All 8 CQ queries are in eval/queries/:

CQ	Description
cq1	Culture conditions (pH, DO, temperature) for peak recombinant protein productivity
cq2	Cell lines engineered to overexpress gene Y
cq3	Nutrient concentrations associated with high viable cell density
cq4	Expression variation of gene X between clones
cq5	Differentially expressed pathways under Fed-batch vs Perfusion
cq6	Top genes correlated with recombinant protein productivity in stationary phase
cq7	Genes with highest fold change between high/low viability cells
cq8	Cell lines suited for specific glycosylation profiles

Evaluation Results

Real Data Statistics (724 cell culture processes):

Cell Culture Process Instances: 724
  Batch culture process: 518
  Fed-batch culture process: 135
  Perfusion culture process: 49
  Unknown culture process: 22

Bioprocess Sample Instances: 326

Demo vs Real Data Comparison:

CQ	Real Data (724)	Demo Data (10)	Notes
CQ1	161	13	Culture conditions for productivity
CQ2	3	2	Overexpression engineering
CQ3	0	4	Requires CollectionDay, ViableCellDensity
CQ4	0	144	Requires expression matrix
CQ5	4	3	Process type distribution
CQ6	0	38	Requires expression data
CQ7	0	7	Requires ViabilityPercentage
CQ8	0	3	Requires TiterValue, QualityType

CQs returning 0 on real data reflect ongoing curation; the queries are validated and functional.
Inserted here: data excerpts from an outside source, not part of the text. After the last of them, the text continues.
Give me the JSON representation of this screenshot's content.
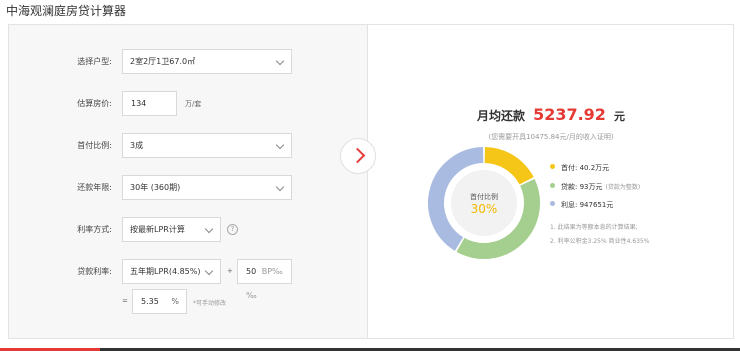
{
  "page_title": "中海观澜庭房贷计算器",
  "form": {
    "house_type": {
      "label": "选择户型:",
      "value": "2室2厅1卫67.0㎡"
    },
    "price": {
      "label": "估算房价:",
      "value": "134",
      "unit": "万/套"
    },
    "down_payment": {
      "label": "首付比例:",
      "value": "3成"
    },
    "term": {
      "label": "还款年限:",
      "value": "30年 (360期)"
    },
    "rate_mode": {
      "label": "利率方式:",
      "value": "按最新LPR计算",
      "help": "?"
    },
    "loan_rate": {
      "label": "贷款利率:",
      "value": "五年期LPR(4.85%)",
      "plus": "+",
      "bp_value": "50",
      "bp_unit": "BP‰‰"
    },
    "result_rate": {
      "eq": "=",
      "value": "5.35",
      "unit": "%",
      "note": "*可手动修改"
    }
  },
  "result": {
    "monthly_label": "月均还款",
    "monthly_amount": "5237.92",
    "monthly_unit": "元",
    "income_note": "(您需要开具10475.84元/月的收入证明)",
    "center_label": "首付比例",
    "center_value": "30%",
    "legend": [
      {
        "label": "首付:",
        "value": "40.2万元",
        "hint": "",
        "color": "#f5c518"
      },
      {
        "label": "贷款:",
        "value": "93万元",
        "hint": "(贷款为整数)",
        "color": "#a5cf8e"
      },
      {
        "label": "利息:",
        "value": "947651元",
        "hint": "",
        "color": "#a9bbe0"
      }
    ],
    "notes": [
      "1. 此结果为等额本息的计算结果;",
      "2. 利率公积金3.25% 商业性4.635%"
    ]
  },
  "chart_data": {
    "type": "pie",
    "categories": [
      "首付",
      "贷款",
      "利息"
    ],
    "values": [
      40.2,
      93,
      94.7651
    ],
    "colors": [
      "#f5c518",
      "#a5cf8e",
      "#a9bbe0"
    ]
  }
}
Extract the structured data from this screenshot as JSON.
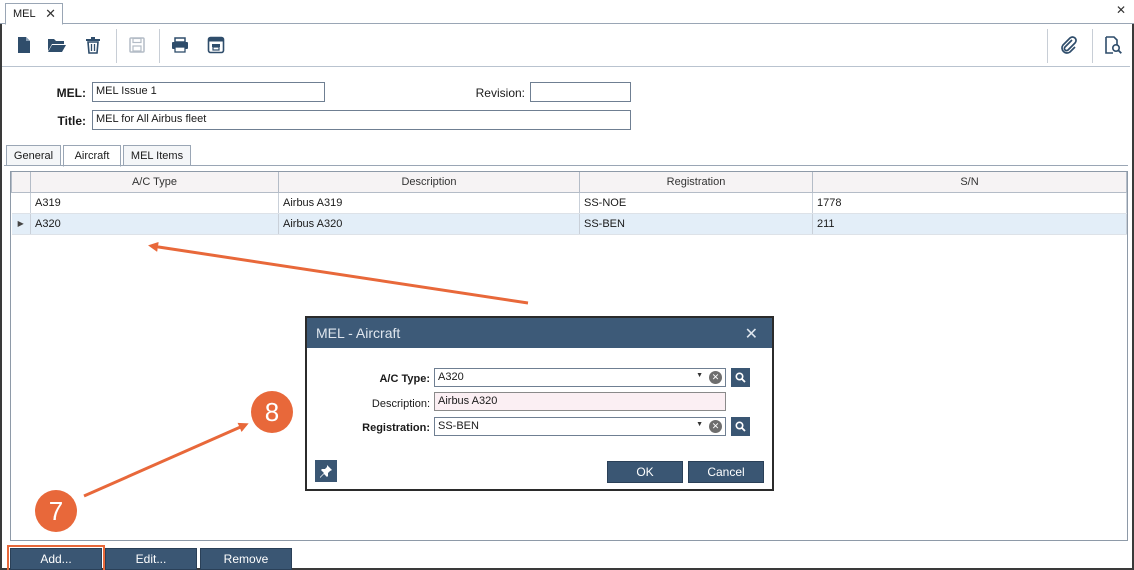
{
  "document_tab": {
    "label": "MEL",
    "close_glyph": "✕"
  },
  "strip_close_glyph": "✕",
  "toolbar": {
    "icons": [
      "new-document-icon",
      "open-folder-icon",
      "delete-trash-icon",
      "save-icon",
      "print-icon",
      "print-preview-icon",
      "attachment-icon",
      "document-search-icon"
    ]
  },
  "header": {
    "mel_label": "MEL:",
    "mel_value": "MEL Issue 1",
    "revision_label": "Revision:",
    "revision_value": "",
    "title_label": "Title:",
    "title_value": "MEL for All Airbus fleet"
  },
  "tabs": [
    {
      "label": "General",
      "active": false
    },
    {
      "label": "Aircraft",
      "active": true
    },
    {
      "label": "MEL Items",
      "active": false
    }
  ],
  "grid": {
    "columns": [
      "A/C Type",
      "Description",
      "Registration",
      "S/N"
    ],
    "rows": [
      {
        "ac_type": "A319",
        "description": "Airbus A319",
        "registration": "SS-NOE",
        "sn": "1778",
        "selected": false,
        "indicator": ""
      },
      {
        "ac_type": "A320",
        "description": "Airbus A320",
        "registration": "SS-BEN",
        "sn": "211",
        "selected": true,
        "indicator": "▶"
      }
    ]
  },
  "buttons": {
    "add": "Add...",
    "edit": "Edit...",
    "remove": "Remove"
  },
  "dialog": {
    "title": "MEL - Aircraft",
    "close_glyph": "✕",
    "ac_type_label": "A/C Type:",
    "ac_type_value": "A320",
    "description_label": "Description:",
    "description_value": "Airbus A320",
    "registration_label": "Registration:",
    "registration_value": "SS-BEN",
    "ok": "OK",
    "cancel": "Cancel",
    "combo_arrow": "▼",
    "clear_glyph": "✕"
  },
  "annotations": {
    "step_7": "7",
    "step_8": "8",
    "color": "#e8683a"
  },
  "colors": {
    "accent": "#3a5673",
    "dialog_title": "#3d5a78",
    "selected_row": "#e3eef8",
    "readonly_field": "#fbeff3"
  }
}
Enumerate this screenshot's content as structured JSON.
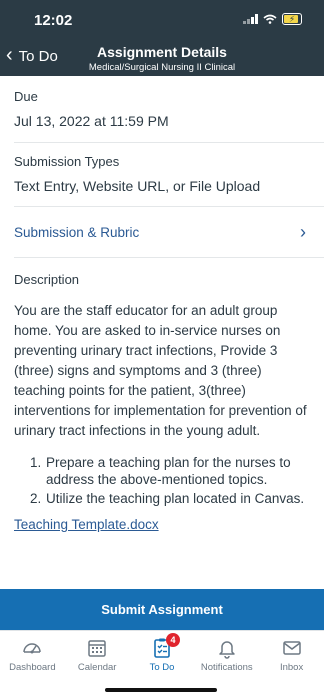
{
  "status_bar": {
    "time": "12:02"
  },
  "header": {
    "back_label": "To Do",
    "title": "Assignment Details",
    "subtitle": "Medical/Surgical Nursing II Clinical"
  },
  "due": {
    "label": "Due",
    "value": "Jul 13, 2022 at 11:59 PM"
  },
  "submission_types": {
    "label": "Submission Types",
    "value": "Text Entry, Website URL, or File Upload"
  },
  "rubric_link": {
    "label": "Submission & Rubric"
  },
  "description": {
    "label": "Description",
    "body": "You are the staff educator for an adult group home. You are asked to in-service nurses on preventing urinary tract infections, Provide 3 (three) signs and symptoms and 3 (three) teaching points for the patient, 3(three) interventions for implementation for prevention of urinary tract infections in the young adult.",
    "list": [
      {
        "num": "1.",
        "text": "Prepare a teaching plan for the nurses to address the above-mentioned topics."
      },
      {
        "num": "2.",
        "text": "Utilize the teaching plan located in Canvas."
      }
    ],
    "attachment": "Teaching Template.docx"
  },
  "submit_button": "Submit Assignment",
  "tabbar": {
    "items": [
      {
        "label": "Dashboard",
        "icon": "dashboard-icon"
      },
      {
        "label": "Calendar",
        "icon": "calendar-icon"
      },
      {
        "label": "To Do",
        "icon": "todo-icon",
        "badge": "4"
      },
      {
        "label": "Notifications",
        "icon": "bell-icon"
      },
      {
        "label": "Inbox",
        "icon": "inbox-icon"
      }
    ]
  },
  "colors": {
    "header_bg": "#2b3b45",
    "accent": "#166fb3",
    "link": "#2b5a94",
    "badge": "#e0242d"
  }
}
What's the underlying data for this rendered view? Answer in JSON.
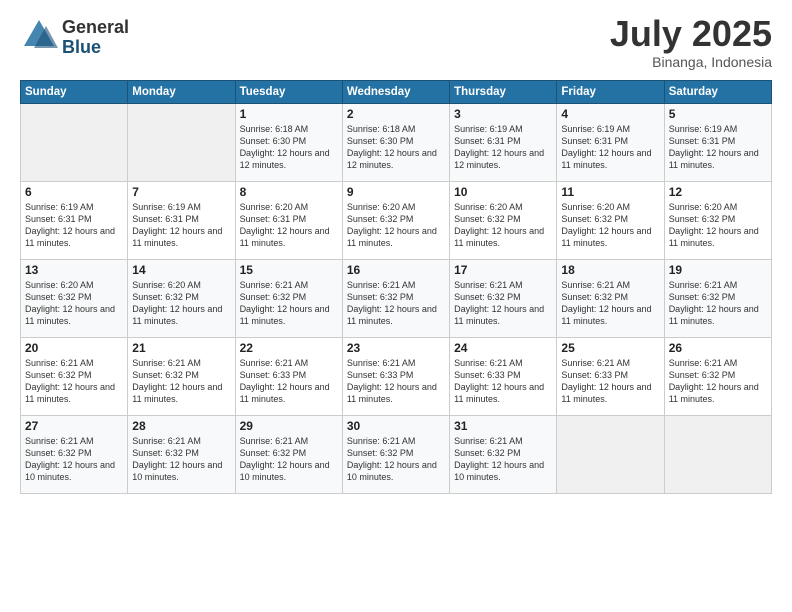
{
  "logo": {
    "general": "General",
    "blue": "Blue"
  },
  "header": {
    "month_year": "July 2025",
    "location": "Binanga, Indonesia"
  },
  "weekdays": [
    "Sunday",
    "Monday",
    "Tuesday",
    "Wednesday",
    "Thursday",
    "Friday",
    "Saturday"
  ],
  "weeks": [
    [
      {
        "day": "",
        "sunrise": "",
        "sunset": "",
        "daylight": ""
      },
      {
        "day": "",
        "sunrise": "",
        "sunset": "",
        "daylight": ""
      },
      {
        "day": "1",
        "sunrise": "Sunrise: 6:18 AM",
        "sunset": "Sunset: 6:30 PM",
        "daylight": "Daylight: 12 hours and 12 minutes."
      },
      {
        "day": "2",
        "sunrise": "Sunrise: 6:18 AM",
        "sunset": "Sunset: 6:30 PM",
        "daylight": "Daylight: 12 hours and 12 minutes."
      },
      {
        "day": "3",
        "sunrise": "Sunrise: 6:19 AM",
        "sunset": "Sunset: 6:31 PM",
        "daylight": "Daylight: 12 hours and 12 minutes."
      },
      {
        "day": "4",
        "sunrise": "Sunrise: 6:19 AM",
        "sunset": "Sunset: 6:31 PM",
        "daylight": "Daylight: 12 hours and 11 minutes."
      },
      {
        "day": "5",
        "sunrise": "Sunrise: 6:19 AM",
        "sunset": "Sunset: 6:31 PM",
        "daylight": "Daylight: 12 hours and 11 minutes."
      }
    ],
    [
      {
        "day": "6",
        "sunrise": "Sunrise: 6:19 AM",
        "sunset": "Sunset: 6:31 PM",
        "daylight": "Daylight: 12 hours and 11 minutes."
      },
      {
        "day": "7",
        "sunrise": "Sunrise: 6:19 AM",
        "sunset": "Sunset: 6:31 PM",
        "daylight": "Daylight: 12 hours and 11 minutes."
      },
      {
        "day": "8",
        "sunrise": "Sunrise: 6:20 AM",
        "sunset": "Sunset: 6:31 PM",
        "daylight": "Daylight: 12 hours and 11 minutes."
      },
      {
        "day": "9",
        "sunrise": "Sunrise: 6:20 AM",
        "sunset": "Sunset: 6:32 PM",
        "daylight": "Daylight: 12 hours and 11 minutes."
      },
      {
        "day": "10",
        "sunrise": "Sunrise: 6:20 AM",
        "sunset": "Sunset: 6:32 PM",
        "daylight": "Daylight: 12 hours and 11 minutes."
      },
      {
        "day": "11",
        "sunrise": "Sunrise: 6:20 AM",
        "sunset": "Sunset: 6:32 PM",
        "daylight": "Daylight: 12 hours and 11 minutes."
      },
      {
        "day": "12",
        "sunrise": "Sunrise: 6:20 AM",
        "sunset": "Sunset: 6:32 PM",
        "daylight": "Daylight: 12 hours and 11 minutes."
      }
    ],
    [
      {
        "day": "13",
        "sunrise": "Sunrise: 6:20 AM",
        "sunset": "Sunset: 6:32 PM",
        "daylight": "Daylight: 12 hours and 11 minutes."
      },
      {
        "day": "14",
        "sunrise": "Sunrise: 6:20 AM",
        "sunset": "Sunset: 6:32 PM",
        "daylight": "Daylight: 12 hours and 11 minutes."
      },
      {
        "day": "15",
        "sunrise": "Sunrise: 6:21 AM",
        "sunset": "Sunset: 6:32 PM",
        "daylight": "Daylight: 12 hours and 11 minutes."
      },
      {
        "day": "16",
        "sunrise": "Sunrise: 6:21 AM",
        "sunset": "Sunset: 6:32 PM",
        "daylight": "Daylight: 12 hours and 11 minutes."
      },
      {
        "day": "17",
        "sunrise": "Sunrise: 6:21 AM",
        "sunset": "Sunset: 6:32 PM",
        "daylight": "Daylight: 12 hours and 11 minutes."
      },
      {
        "day": "18",
        "sunrise": "Sunrise: 6:21 AM",
        "sunset": "Sunset: 6:32 PM",
        "daylight": "Daylight: 12 hours and 11 minutes."
      },
      {
        "day": "19",
        "sunrise": "Sunrise: 6:21 AM",
        "sunset": "Sunset: 6:32 PM",
        "daylight": "Daylight: 12 hours and 11 minutes."
      }
    ],
    [
      {
        "day": "20",
        "sunrise": "Sunrise: 6:21 AM",
        "sunset": "Sunset: 6:32 PM",
        "daylight": "Daylight: 12 hours and 11 minutes."
      },
      {
        "day": "21",
        "sunrise": "Sunrise: 6:21 AM",
        "sunset": "Sunset: 6:32 PM",
        "daylight": "Daylight: 12 hours and 11 minutes."
      },
      {
        "day": "22",
        "sunrise": "Sunrise: 6:21 AM",
        "sunset": "Sunset: 6:33 PM",
        "daylight": "Daylight: 12 hours and 11 minutes."
      },
      {
        "day": "23",
        "sunrise": "Sunrise: 6:21 AM",
        "sunset": "Sunset: 6:33 PM",
        "daylight": "Daylight: 12 hours and 11 minutes."
      },
      {
        "day": "24",
        "sunrise": "Sunrise: 6:21 AM",
        "sunset": "Sunset: 6:33 PM",
        "daylight": "Daylight: 12 hours and 11 minutes."
      },
      {
        "day": "25",
        "sunrise": "Sunrise: 6:21 AM",
        "sunset": "Sunset: 6:33 PM",
        "daylight": "Daylight: 12 hours and 11 minutes."
      },
      {
        "day": "26",
        "sunrise": "Sunrise: 6:21 AM",
        "sunset": "Sunset: 6:32 PM",
        "daylight": "Daylight: 12 hours and 11 minutes."
      }
    ],
    [
      {
        "day": "27",
        "sunrise": "Sunrise: 6:21 AM",
        "sunset": "Sunset: 6:32 PM",
        "daylight": "Daylight: 12 hours and 10 minutes."
      },
      {
        "day": "28",
        "sunrise": "Sunrise: 6:21 AM",
        "sunset": "Sunset: 6:32 PM",
        "daylight": "Daylight: 12 hours and 10 minutes."
      },
      {
        "day": "29",
        "sunrise": "Sunrise: 6:21 AM",
        "sunset": "Sunset: 6:32 PM",
        "daylight": "Daylight: 12 hours and 10 minutes."
      },
      {
        "day": "30",
        "sunrise": "Sunrise: 6:21 AM",
        "sunset": "Sunset: 6:32 PM",
        "daylight": "Daylight: 12 hours and 10 minutes."
      },
      {
        "day": "31",
        "sunrise": "Sunrise: 6:21 AM",
        "sunset": "Sunset: 6:32 PM",
        "daylight": "Daylight: 12 hours and 10 minutes."
      },
      {
        "day": "",
        "sunrise": "",
        "sunset": "",
        "daylight": ""
      },
      {
        "day": "",
        "sunrise": "",
        "sunset": "",
        "daylight": ""
      }
    ]
  ]
}
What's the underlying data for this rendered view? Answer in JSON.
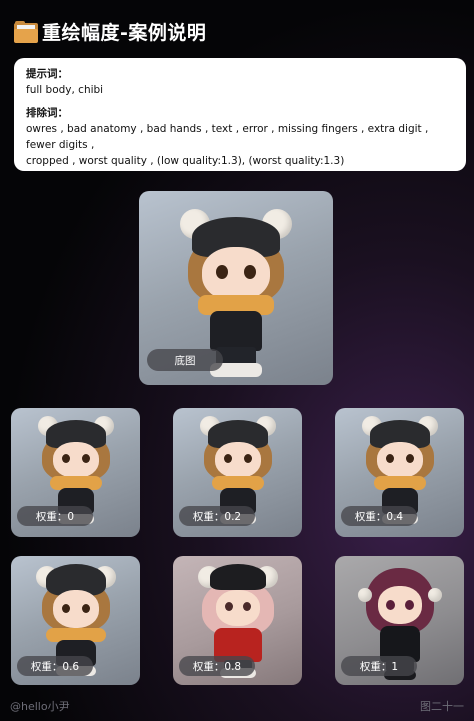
{
  "header": {
    "icon": "card-file-box-icon",
    "title": "重绘幅度-案例说明"
  },
  "prompt": {
    "positive_label": "提示词：",
    "positive_text": "full body, chibi",
    "negative_label": "排除词：",
    "negative_line1": "owres , bad anatomy , bad hands , text , error , missing fingers , extra digit , fewer digits ,",
    "negative_line2": "cropped , worst quality ,  (low quality:1.3), (worst quality:1.3)"
  },
  "base_image": {
    "label": "底图"
  },
  "results": [
    {
      "label": "权重：0"
    },
    {
      "label": "权重：0.2"
    },
    {
      "label": "权重：0.4"
    },
    {
      "label": "权重：0.6"
    },
    {
      "label": "权重：0.8"
    },
    {
      "label": "权重：1"
    }
  ],
  "footer": {
    "author": "@hello小尹",
    "page": "图二十一"
  }
}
The demo data includes all required fields to demonstrate complete functionality.

Running Evaluations

# Demo data
mcbo-run-eval --data-dir data.sample

# Real data
mcbo-run-eval --data-dir .data

# Verify graph parses without running queries
mcbo-run-eval --data-dir data.sample --verify

Alternative Query Runners

ROBOT:

robot query \
  --input data.sample/graph.ttl \
  --query eval/queries/cq1.rq \
  --output data.sample/results/cq1.tsv

Apache Jena (arq):

arq --data data.sample/graph.ttl --query eval/queries/cq1.rq

CI/CD Pipeline

GitHub Actions Workflow

The repository includes a CI/CD workflow at .github/workflows/qc.yml that runs:

Ontology parsing verification
ROBOT QC queries
Demo data build and evaluation

Run the CI pipeline locally:

make ci

This executes:

make install   # Install mcbo package
make qc        # Run ROBOT QC checks
make demo      # Build and evaluate demo data
make verify-demo  # Verify graph parses

Running All Checks

For a complete QC and evaluation run:

bash scripts/run_all_checks.sh

This runs:

Ontology parsing verification
All ROBOT QC queries
Demo data build and evaluation
Real data build and evaluation (if .data/ exists)

Contributing

Submitting Changes

Fork the repository
Create a feature branch
Make your changes
Run QC checks: make qc
Run demo evaluation: make demo
Submit a pull request

Term Requests

To request new ontology terms:

Go to GitHub Issues
Click “New Issue”
Select “MCBO Term Request”
Fill in the template

Coding Standards

Python code should follow PEP 8
Use type hints where practical
Add docstrings to public functions
Keep functions focused and small

Testing Changes

Before submitting:

# Install package in development mode
pip install -e python/

# Run full QC + demo
make all

# Verify no regressions
cat data.sample/results/SUMMARY.txt

Makefile Targets

Target	Description
`make all`	Run demo + qc (default)
`make demo`	Build and evaluate demo data
`make real`	Build and evaluate real data (.data/)
`make qc`	Run ROBOT QC checks on ontology
`make clean`	Remove generated files
`make install`	Install mcbo package
`make robot`	Download ROBOT jar
`make ci`	Run full CI pipeline
`make docs`	Build Sphinx documentation

See make help for the complete list.